Celine Gerakin, right, listens to “Toe Captain” Sue Taylor before drinking the Sourtoe Cocktail, a drink containing a dehydrated human toe, in Dawson City, Yukon, in 2018. (THE CANADIAN PRESS/Darryl Dyck)

‘Toe-nation’ eagerly received for Yukon’s Sourtoe Cocktail

Donor’s toes were amputated after he suffered frostbite during the Yukon Arctic Ultra race

A donation that an expert in Yukon happily describes as disgusting has arrived in Whitehorse, destined to become the centrepiece of a bizarre cocktail.

The frostbitten big toe of former British Marine Nick Griffiths now belongs to the Downtown Hotel in Dawson City after Griffiths donated the digit to the Sourtoe Cocktail collection.

The Bolton, England resident originally planned to donate three toes amputated in March 2018 after he suffered frostbite during the Yukon Arctic Ultra, a 483-kilometre race that follows the Yukon Quest trail.

Griffiths was in a Whitehorse hospital when he learned about the Sourtoe Cocktail from a nurse who had visited Dawson City, and he joined the exclusive sourtoe club by drinking a shot of whisky with a mummified human toe in it.

Hotel general manager Adam Gerle says Griffiths’s big toe arrived by mail from England last week, well preserved in medical grade alcohol.

It’s now being mummified in rock salt in preparation for use in the cocktail, which has been served since 1973.

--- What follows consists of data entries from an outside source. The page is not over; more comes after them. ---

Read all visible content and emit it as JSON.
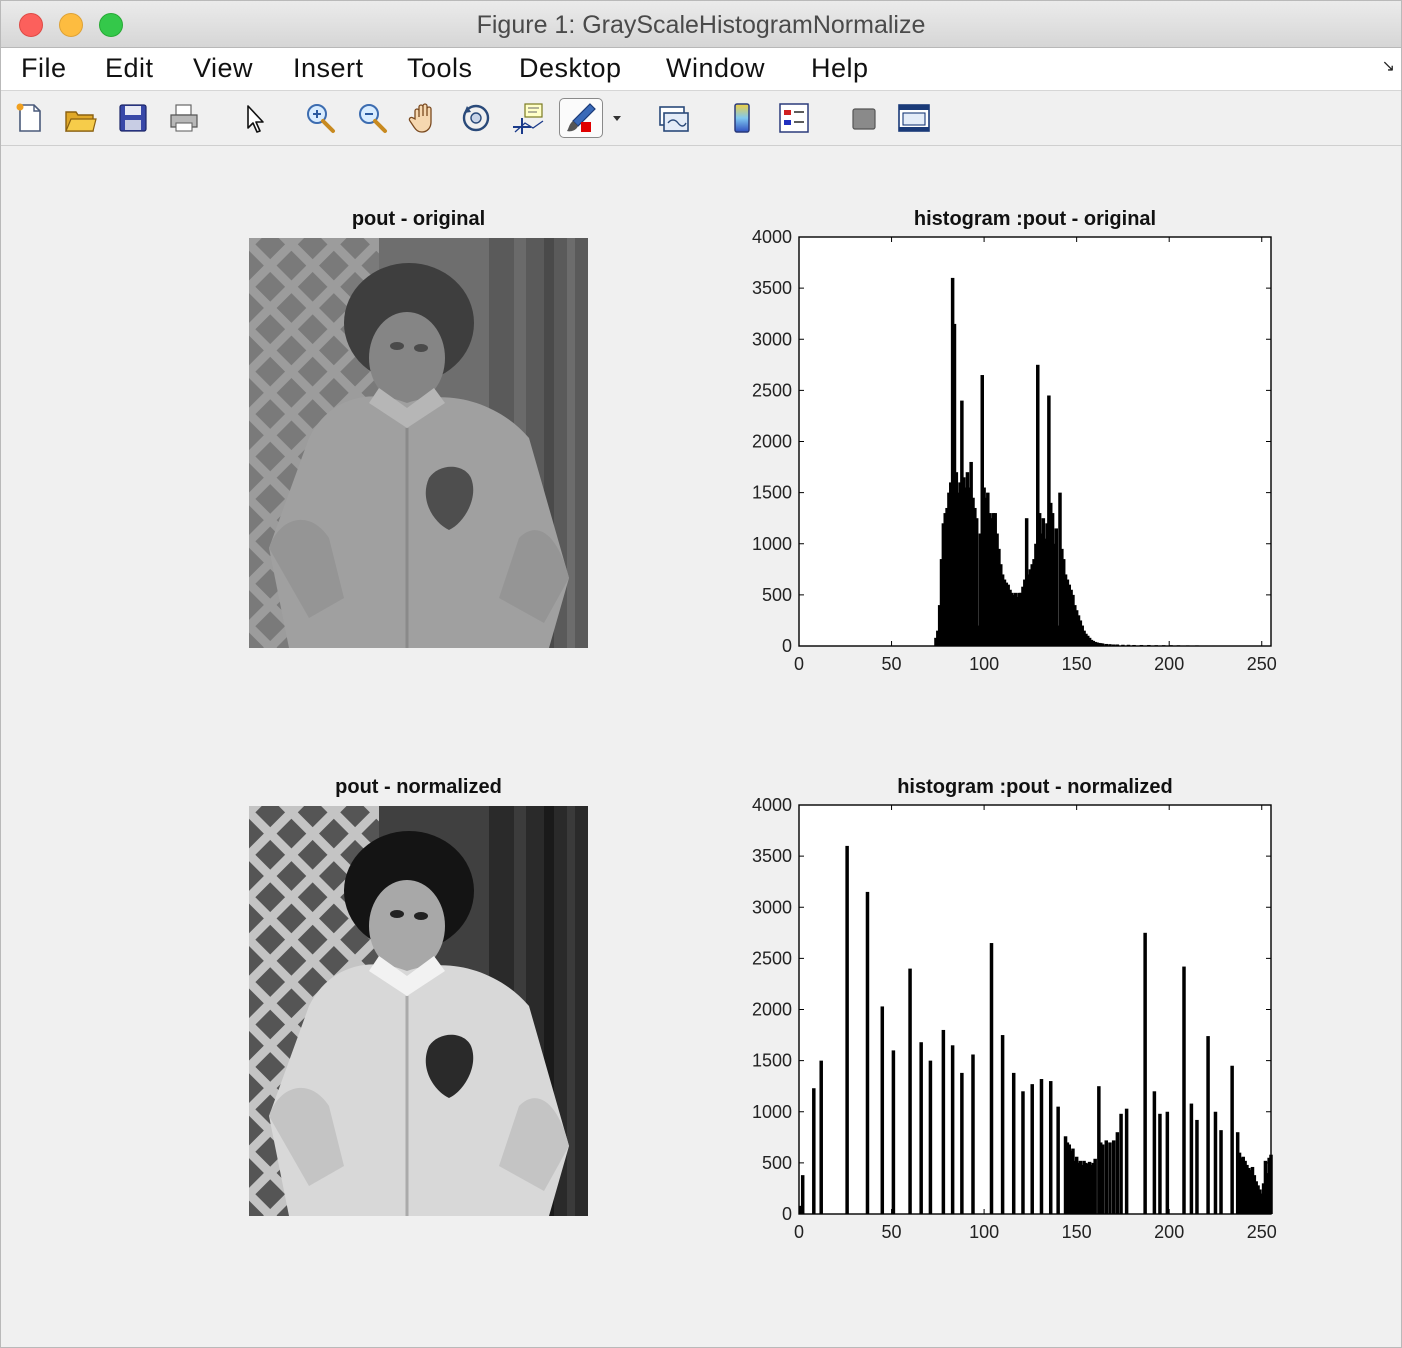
{
  "window": {
    "title": "Figure 1: GrayScaleHistogramNormalize"
  },
  "menu": [
    "File",
    "Edit",
    "View",
    "Insert",
    "Tools",
    "Desktop",
    "Window",
    "Help"
  ],
  "toolbar": {
    "icons": [
      "new-figure-icon",
      "open-file-icon",
      "save-icon",
      "print-icon",
      "edit-plot-arrow-icon",
      "zoom-in-icon",
      "zoom-out-icon",
      "pan-hand-icon",
      "rotate-3d-icon",
      "data-cursor-icon",
      "brush-icon",
      "brush-dropdown-icon",
      "link-plot-icon",
      "colorbar-icon",
      "legend-icon",
      "hide-plot-tools-icon",
      "show-plot-tools-icon"
    ]
  },
  "panels": {
    "img1_title": "pout - original",
    "img2_title": "pout - normalized",
    "hist1_title": "histogram :pout - original",
    "hist2_title": "histogram :pout - normalized"
  },
  "chart_data": [
    {
      "type": "bar",
      "title": "histogram :pout - original",
      "xlim": [
        0,
        255
      ],
      "ylim": [
        0,
        4000
      ],
      "xticks": [
        0,
        50,
        100,
        150,
        200,
        250
      ],
      "yticks": [
        0,
        500,
        1000,
        1500,
        2000,
        2500,
        3000,
        3500,
        4000
      ],
      "bins": [
        [
          74,
          80
        ],
        [
          75,
          150
        ],
        [
          76,
          400
        ],
        [
          77,
          850
        ],
        [
          78,
          1200
        ],
        [
          79,
          1300
        ],
        [
          80,
          1350
        ],
        [
          81,
          1500
        ],
        [
          82,
          1600
        ],
        [
          83,
          3600
        ],
        [
          84,
          3150
        ],
        [
          85,
          1700
        ],
        [
          86,
          1500
        ],
        [
          87,
          1600
        ],
        [
          88,
          2400
        ],
        [
          89,
          1650
        ],
        [
          90,
          1550
        ],
        [
          91,
          1700
        ],
        [
          92,
          1550
        ],
        [
          93,
          1800
        ],
        [
          94,
          1450
        ],
        [
          95,
          1350
        ],
        [
          96,
          1250
        ],
        [
          97,
          200
        ],
        [
          98,
          1100
        ],
        [
          99,
          2650
        ],
        [
          100,
          1550
        ],
        [
          101,
          1450
        ],
        [
          102,
          1500
        ],
        [
          103,
          1300
        ],
        [
          104,
          1250
        ],
        [
          105,
          1300
        ],
        [
          106,
          1300
        ],
        [
          107,
          1100
        ],
        [
          108,
          950
        ],
        [
          109,
          800
        ],
        [
          110,
          700
        ],
        [
          111,
          650
        ],
        [
          112,
          620
        ],
        [
          113,
          600
        ],
        [
          114,
          550
        ],
        [
          115,
          520
        ],
        [
          116,
          500
        ],
        [
          117,
          520
        ],
        [
          118,
          480
        ],
        [
          119,
          520
        ],
        [
          120,
          520
        ],
        [
          121,
          580
        ],
        [
          122,
          650
        ],
        [
          123,
          1250
        ],
        [
          124,
          700
        ],
        [
          125,
          750
        ],
        [
          126,
          800
        ],
        [
          127,
          850
        ],
        [
          128,
          1000
        ],
        [
          129,
          2750
        ],
        [
          130,
          1300
        ],
        [
          131,
          1100
        ],
        [
          132,
          1250
        ],
        [
          133,
          1050
        ],
        [
          134,
          1200
        ],
        [
          135,
          2450
        ],
        [
          136,
          1400
        ],
        [
          137,
          1300
        ],
        [
          138,
          1000
        ],
        [
          139,
          1150
        ],
        [
          140,
          200
        ],
        [
          141,
          1500
        ],
        [
          142,
          950
        ],
        [
          143,
          850
        ],
        [
          144,
          700
        ],
        [
          145,
          650
        ],
        [
          146,
          600
        ],
        [
          147,
          550
        ],
        [
          148,
          500
        ],
        [
          149,
          400
        ],
        [
          150,
          350
        ],
        [
          151,
          300
        ],
        [
          152,
          250
        ],
        [
          153,
          200
        ],
        [
          154,
          150
        ],
        [
          155,
          120
        ],
        [
          156,
          100
        ],
        [
          157,
          80
        ],
        [
          158,
          60
        ],
        [
          159,
          50
        ],
        [
          160,
          40
        ],
        [
          161,
          35
        ],
        [
          162,
          30
        ],
        [
          163,
          28
        ],
        [
          164,
          25
        ],
        [
          166,
          20
        ],
        [
          168,
          18
        ],
        [
          170,
          15
        ],
        [
          172,
          15
        ],
        [
          175,
          12
        ],
        [
          178,
          12
        ],
        [
          181,
          10
        ],
        [
          185,
          10
        ],
        [
          189,
          10
        ],
        [
          193,
          8
        ],
        [
          197,
          8
        ],
        [
          201,
          8
        ],
        [
          205,
          7
        ],
        [
          210,
          6
        ],
        [
          215,
          6
        ],
        [
          220,
          5
        ],
        [
          224,
          5
        ]
      ]
    },
    {
      "type": "bar",
      "title": "histogram :pout - normalized",
      "xlim": [
        0,
        255
      ],
      "ylim": [
        0,
        4000
      ],
      "xticks": [
        0,
        50,
        100,
        150,
        200,
        250
      ],
      "yticks": [
        0,
        500,
        1000,
        1500,
        2000,
        2500,
        3000,
        3500,
        4000
      ],
      "bins": [
        [
          1,
          80
        ],
        [
          2,
          380
        ],
        [
          8,
          1230
        ],
        [
          12,
          1500
        ],
        [
          26,
          3600
        ],
        [
          37,
          3150
        ],
        [
          45,
          2030
        ],
        [
          51,
          1600
        ],
        [
          60,
          2400
        ],
        [
          66,
          1680
        ],
        [
          71,
          1500
        ],
        [
          78,
          1800
        ],
        [
          83,
          1650
        ],
        [
          88,
          1380
        ],
        [
          94,
          1560
        ],
        [
          104,
          2650
        ],
        [
          110,
          1750
        ],
        [
          116,
          1380
        ],
        [
          121,
          1200
        ],
        [
          126,
          1270
        ],
        [
          131,
          1320
        ],
        [
          136,
          1300
        ],
        [
          140,
          1050
        ],
        [
          144,
          760
        ],
        [
          145,
          700
        ],
        [
          146,
          680
        ],
        [
          147,
          620
        ],
        [
          148,
          640
        ],
        [
          149,
          520
        ],
        [
          150,
          560
        ],
        [
          151,
          500
        ],
        [
          152,
          520
        ],
        [
          153,
          480
        ],
        [
          154,
          520
        ],
        [
          155,
          500
        ],
        [
          156,
          490
        ],
        [
          157,
          510
        ],
        [
          158,
          480
        ],
        [
          159,
          500
        ],
        [
          160,
          540
        ],
        [
          162,
          1250
        ],
        [
          163,
          700
        ],
        [
          164,
          680
        ],
        [
          166,
          720
        ],
        [
          168,
          700
        ],
        [
          170,
          720
        ],
        [
          172,
          800
        ],
        [
          174,
          980
        ],
        [
          177,
          1030
        ],
        [
          187,
          2750
        ],
        [
          192,
          1200
        ],
        [
          195,
          980
        ],
        [
          199,
          1000
        ],
        [
          208,
          2420
        ],
        [
          212,
          1080
        ],
        [
          215,
          920
        ],
        [
          221,
          1740
        ],
        [
          225,
          1000
        ],
        [
          228,
          820
        ],
        [
          234,
          1450
        ],
        [
          237,
          800
        ],
        [
          238,
          600
        ],
        [
          239,
          550
        ],
        [
          240,
          560
        ],
        [
          241,
          520
        ],
        [
          242,
          480
        ],
        [
          243,
          450
        ],
        [
          244,
          430
        ],
        [
          245,
          460
        ],
        [
          246,
          380
        ],
        [
          247,
          320
        ],
        [
          248,
          280
        ],
        [
          249,
          240
        ],
        [
          250,
          200
        ],
        [
          251,
          300
        ],
        [
          252,
          520
        ],
        [
          253,
          400
        ],
        [
          254,
          550
        ],
        [
          255,
          580
        ]
      ]
    }
  ]
}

READ MORE: Dawson City’s stolen ‘sour toe’ returned

The hotel couldn’t be happier with what Gerle calls the “toe-nation,” saying in a statement that big toes are “hard to come by,” and will help ensure the sourtoe tradition continues.

Terry Lee, Toe Master at the Downtown Hotel said it will take about six weeks to mummify the toe in salt before it can be added to a cocktail.

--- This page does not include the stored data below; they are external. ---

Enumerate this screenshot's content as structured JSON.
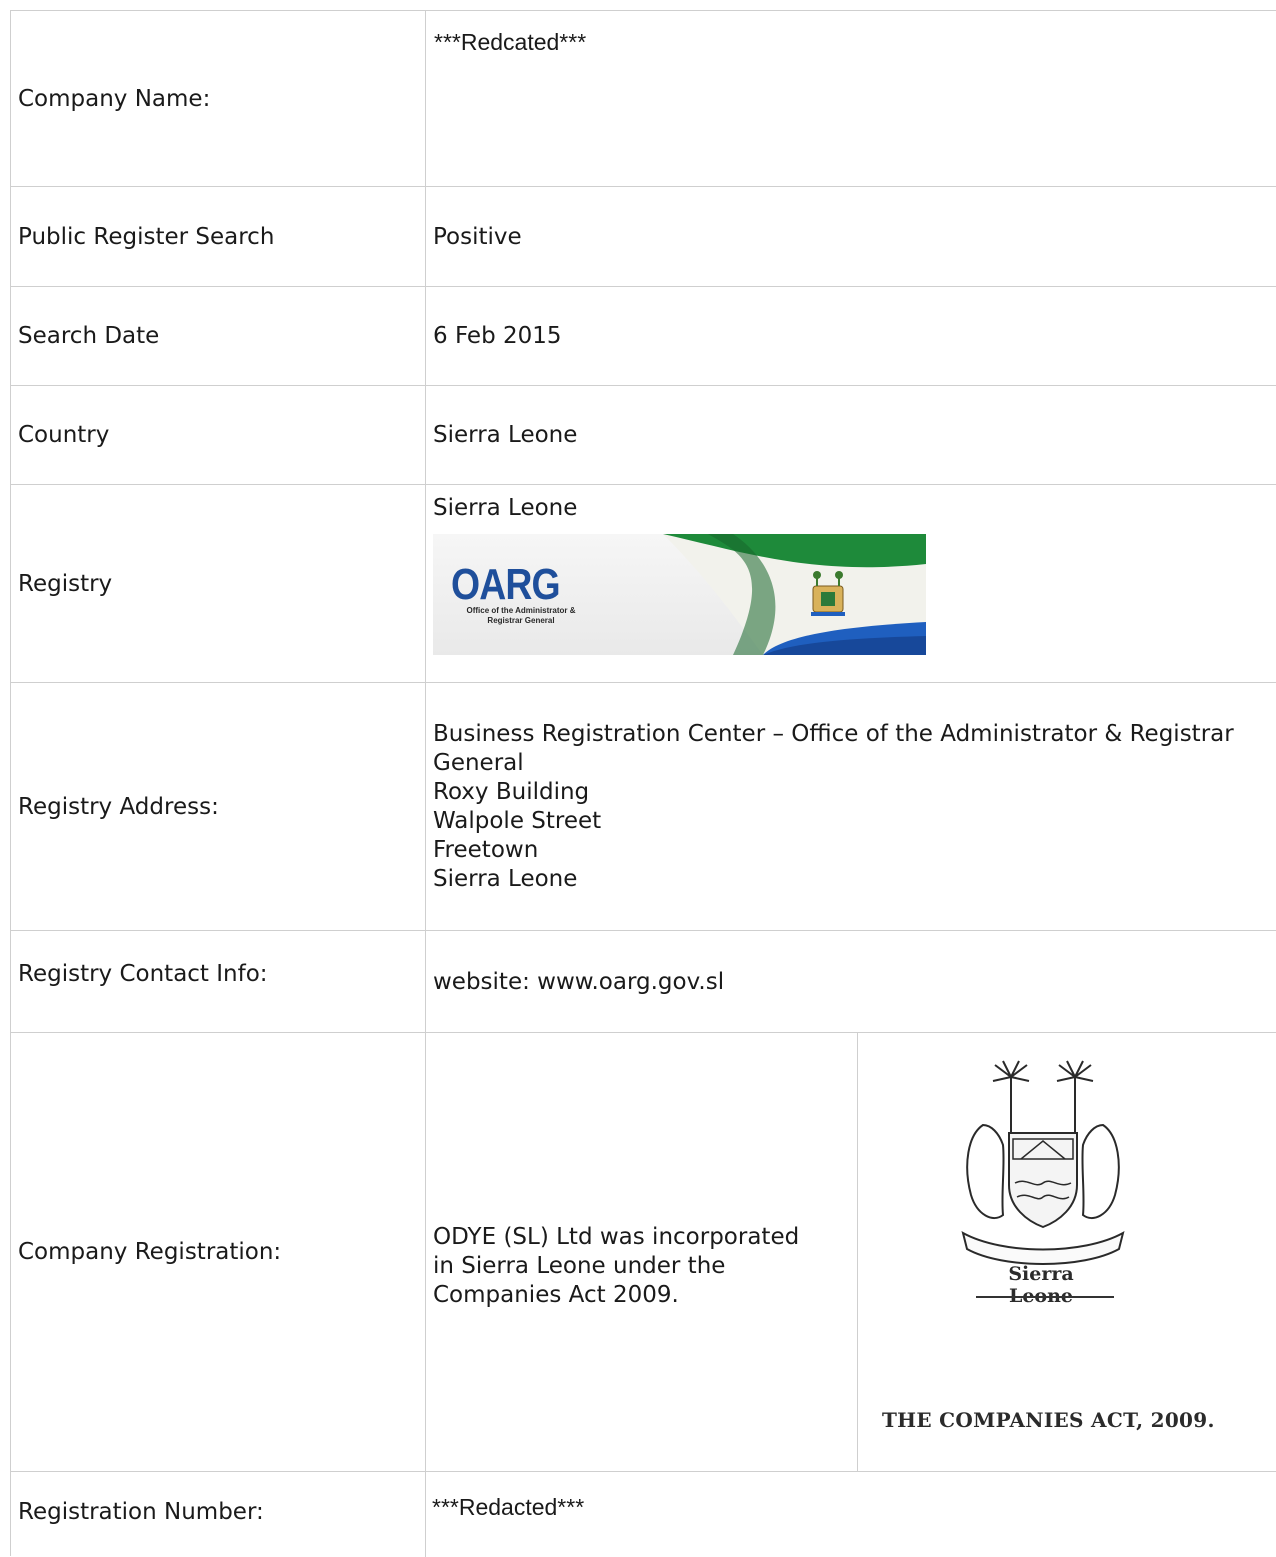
{
  "rows": {
    "company_name": {
      "label": "Company Name:",
      "value": "***Redcated***"
    },
    "public_register_search": {
      "label": "Public Register Search",
      "value": "Positive"
    },
    "search_date": {
      "label": "Search Date",
      "value": "6 Feb 2015"
    },
    "country": {
      "label": "Country",
      "value": "Sierra Leone"
    },
    "registry": {
      "label": "Registry",
      "value": "Sierra Leone",
      "logo_text": "OARG",
      "logo_subtext": "Office of the Administrator & Registrar General"
    },
    "registry_address": {
      "label": "Registry Address:",
      "lines": [
        "Business Registration Center – Office of the Administrator & Registrar",
        "General",
        "Roxy Building",
        "Walpole Street",
        "Freetown",
        "Sierra Leone"
      ]
    },
    "registry_contact": {
      "label": "Registry Contact Info:",
      "value": "website: www.oarg.gov.sl"
    },
    "company_registration": {
      "label": "Company Registration:",
      "lines": [
        "ODYE (SL) Ltd was incorporated",
        "in Sierra Leone under the",
        "Companies Act 2009."
      ],
      "image_caption": "Sierra Leone",
      "image_title": "THE COMPANIES ACT, 2009."
    },
    "registration_number": {
      "label": "Registration Number:",
      "value": "***Redacted***"
    }
  },
  "colors": {
    "border": "#cfcfcf",
    "oarg_blue": "#1f4f9b",
    "flag_green": "#1e8a3a",
    "flag_blue": "#1f5fbf"
  }
}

“We have been waiting for a new big toe for a while so this is exciting news indeed,” Lee said in the statement.

“The big toes are the most disgusting and popular with the customers.”

Griffiths’s toes were amputated in England after he returned home from the 2018 race, but before the surgery he emailed the hotel and received an enthusiastic response to his inquiry about the donation.

“They wrote back and said they’d really love to have them and I would forever by immortalized in their hall of fame if I did,” Griffiths said at the time.

Gerle stands by that promise: “It’s also extra special coming from Nick and we look forward to welcoming him to Dawson City where he can claim the rare distinction of shooting his own toe.”

“The Downtown Hotel plans to bring Griffiths up later this summer after the toe is preserved and ready to go. They will foot the bill of course,” the hotel statement said.